It’s that time of the season again when an ornate silver plated four-turret lens camera on a plinth gets everybody into a frightful fankle.
Back in more tranquil times of yore, of course, the BBC Sports Personality of the Year award was a fairly modest, dignified affair. It was all neatly pressed shirts, nicely coiffured hair, appreciative applause and, well, a bit of understated class.
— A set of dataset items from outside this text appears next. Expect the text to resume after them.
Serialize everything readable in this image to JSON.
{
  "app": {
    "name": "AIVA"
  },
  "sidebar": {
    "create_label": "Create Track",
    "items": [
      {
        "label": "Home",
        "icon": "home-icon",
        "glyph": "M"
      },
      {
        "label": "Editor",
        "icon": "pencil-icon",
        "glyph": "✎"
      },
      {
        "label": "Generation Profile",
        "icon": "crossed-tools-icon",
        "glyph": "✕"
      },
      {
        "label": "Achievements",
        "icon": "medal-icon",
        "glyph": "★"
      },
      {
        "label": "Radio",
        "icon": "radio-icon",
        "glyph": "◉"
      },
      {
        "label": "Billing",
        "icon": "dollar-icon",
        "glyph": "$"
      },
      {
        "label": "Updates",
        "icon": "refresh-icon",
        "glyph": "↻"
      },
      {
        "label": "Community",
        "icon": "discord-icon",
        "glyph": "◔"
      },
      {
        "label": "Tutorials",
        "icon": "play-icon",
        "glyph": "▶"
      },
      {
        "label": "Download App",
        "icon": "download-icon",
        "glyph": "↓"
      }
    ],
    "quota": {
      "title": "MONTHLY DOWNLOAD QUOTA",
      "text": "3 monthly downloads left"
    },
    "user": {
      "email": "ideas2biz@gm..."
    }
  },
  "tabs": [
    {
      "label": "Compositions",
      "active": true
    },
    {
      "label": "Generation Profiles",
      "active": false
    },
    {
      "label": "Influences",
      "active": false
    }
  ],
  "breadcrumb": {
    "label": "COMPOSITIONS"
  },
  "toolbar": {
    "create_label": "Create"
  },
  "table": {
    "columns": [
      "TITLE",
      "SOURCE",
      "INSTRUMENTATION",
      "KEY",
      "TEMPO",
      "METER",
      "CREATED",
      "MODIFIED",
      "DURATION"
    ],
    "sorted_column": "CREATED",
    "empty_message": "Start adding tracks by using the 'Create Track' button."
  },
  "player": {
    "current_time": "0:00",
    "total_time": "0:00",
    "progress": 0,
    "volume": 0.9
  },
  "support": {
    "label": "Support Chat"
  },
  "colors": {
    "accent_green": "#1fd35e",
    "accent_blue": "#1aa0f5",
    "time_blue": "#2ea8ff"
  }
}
Nowadays, it’s a blingy, strobe-light flashing, music thumping extravaganza of barrel-scraping gaudiness. The fact that Lewis Hamilton turned up with his pet bull dog at last year’s eye-watering kitsch-fest, to gasps of wonderment from the easy to please simpletons who gushed in amazement at a four-legged beast with a crumpled face that just sat looking thoroughly miserable, simply highlighted the garish depths into which the event has been plunged. Oh, and to underline this general sense of wretchedness, it’s called SPOTY because, in these finger-tapping, acronym driven times, the title Sports Personality of the Year is clearly too wordy and complex for the Great British public to pronounce without choking on their own tongues.
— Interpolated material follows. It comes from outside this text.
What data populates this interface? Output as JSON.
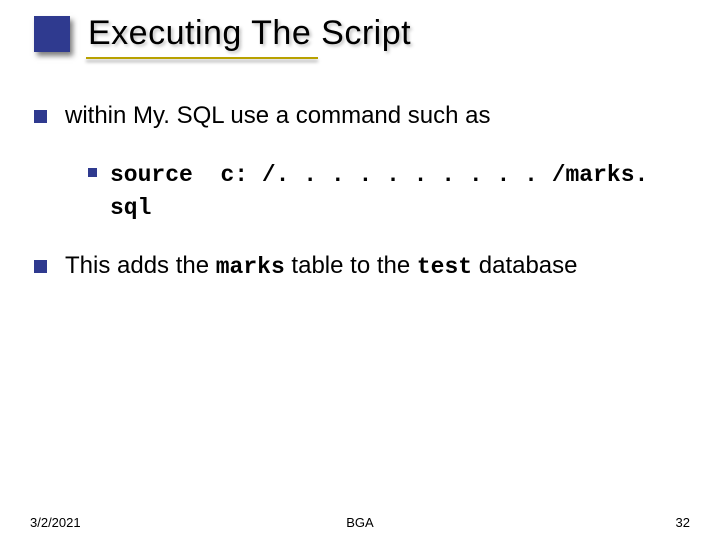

Anyway, the short list of runners and riders, and some loupers and dookers, is out and, perhaps predictably, there is no sign of a golfer. Tennis, rugby league, boxing, gymnastics, swimming, cycling and long-jumping are all represented and, given the BBC’s diminishing sports portfolio and its general shrugging indifference to golf, you half expected the West of England Patchwork Quilt champion and the Hereford & Worcester Quoits League Order of Merit winner to be on it too. They probably had more chance than a golfer.
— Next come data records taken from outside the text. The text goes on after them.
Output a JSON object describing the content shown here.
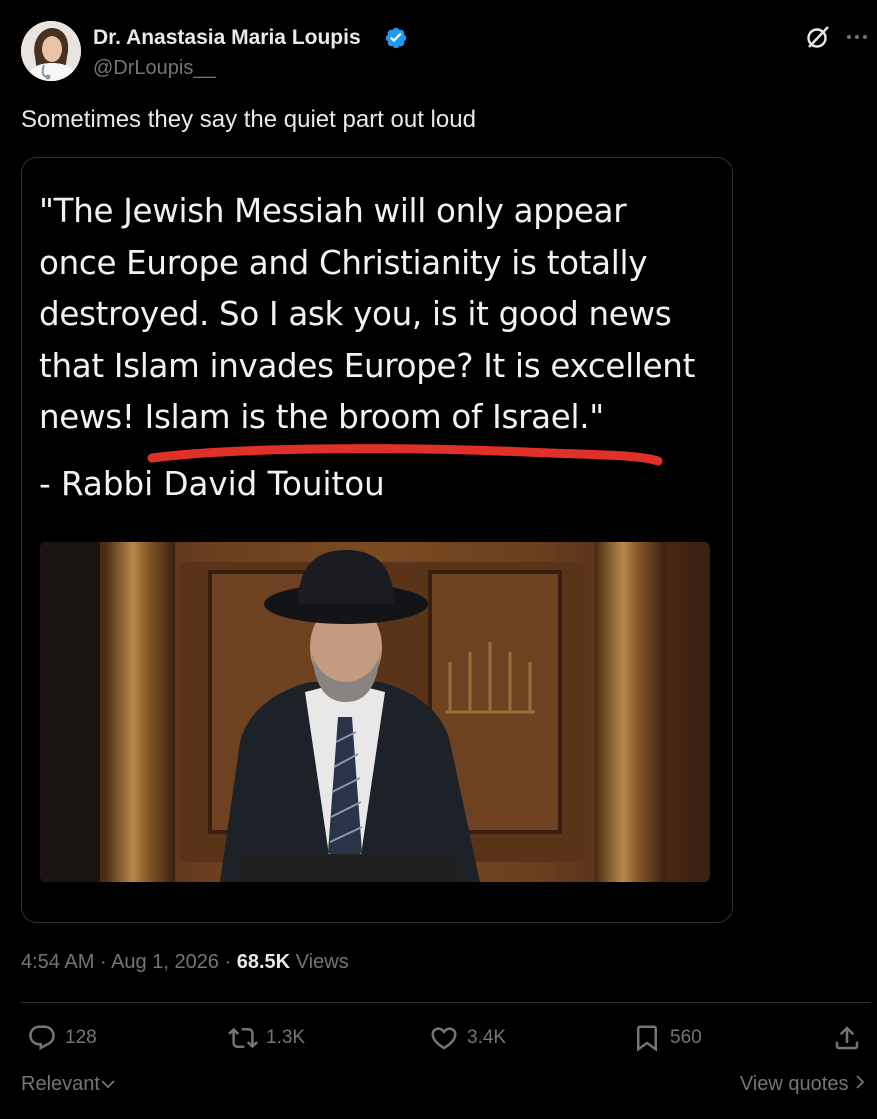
{
  "author": {
    "name": "Dr. Anastasia Maria Loupis",
    "handle": "@DrLoupis__",
    "verified": true
  },
  "header_icons": [
    "grok-icon",
    "more-icon"
  ],
  "tweet": {
    "text": "Sometimes they say the quiet part out loud"
  },
  "media": {
    "quote": "\"The Jewish Messiah will only appear\nonce Europe and Christianity is totally\ndestroyed. So I ask you, is it good news\nthat Islam invades Europe? It is excellent\nnews! Islam is the broom of Israel.\"",
    "attribution": "- Rabbi David Touitou",
    "underline_color": "#e0302a"
  },
  "meta": {
    "time": "4:54 AM",
    "sep1": " · ",
    "date": "Aug 1, 2026",
    "sep2": " · ",
    "views_count": "68.5K",
    "views_label": " Views"
  },
  "actions": {
    "replies": "128",
    "reposts": "1.3K",
    "likes": "3.4K",
    "bookmarks": "560"
  },
  "footer": {
    "sort_label": "Relevant",
    "view_quotes_label": "View quotes"
  },
  "colors": {
    "background": "#000000",
    "text": "#e7e9ea",
    "muted": "#71767b",
    "verified": "#1d9bf0",
    "border": "#2f3336"
  }
}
Ok, so Northern Irishman Rory McIlroy may not have had a major winning year but four wins on the global stage should still merit recognition. And having shattered his ankle during the peak season playing football, the fact he returned to end a topsy-turvy campaign by winning the Race to Dubai and the DP World Tour Championship recently simply illustrated his majesty. He is a golfer from the United Kingdom who consistently performs at the very highest level while his views on developing the game in the wider public provide examples of his broader sense of awareness and duty. Not all sportsmen or women can say that.
McIlroy missed out on the Sports Personality of the Year award (sorry, but I refuse to write SPOTY) last year at the end of a quite shimmering season in which he had won back-to-back majors. It was an astonishing year but, given BBC’s retreat from serious golf coverage, it was perhaps predictable that McIlroy’s place in the public consciousness and the general appreciation of the scale of his accomplishments was not as widespread as it should have been. His career was never going to be defined by that silvery thing on the plinth, of course, but it was still a hard snub to stomach. And to make matters worse, the aforementioned Hamilton and that ruddy dug won it.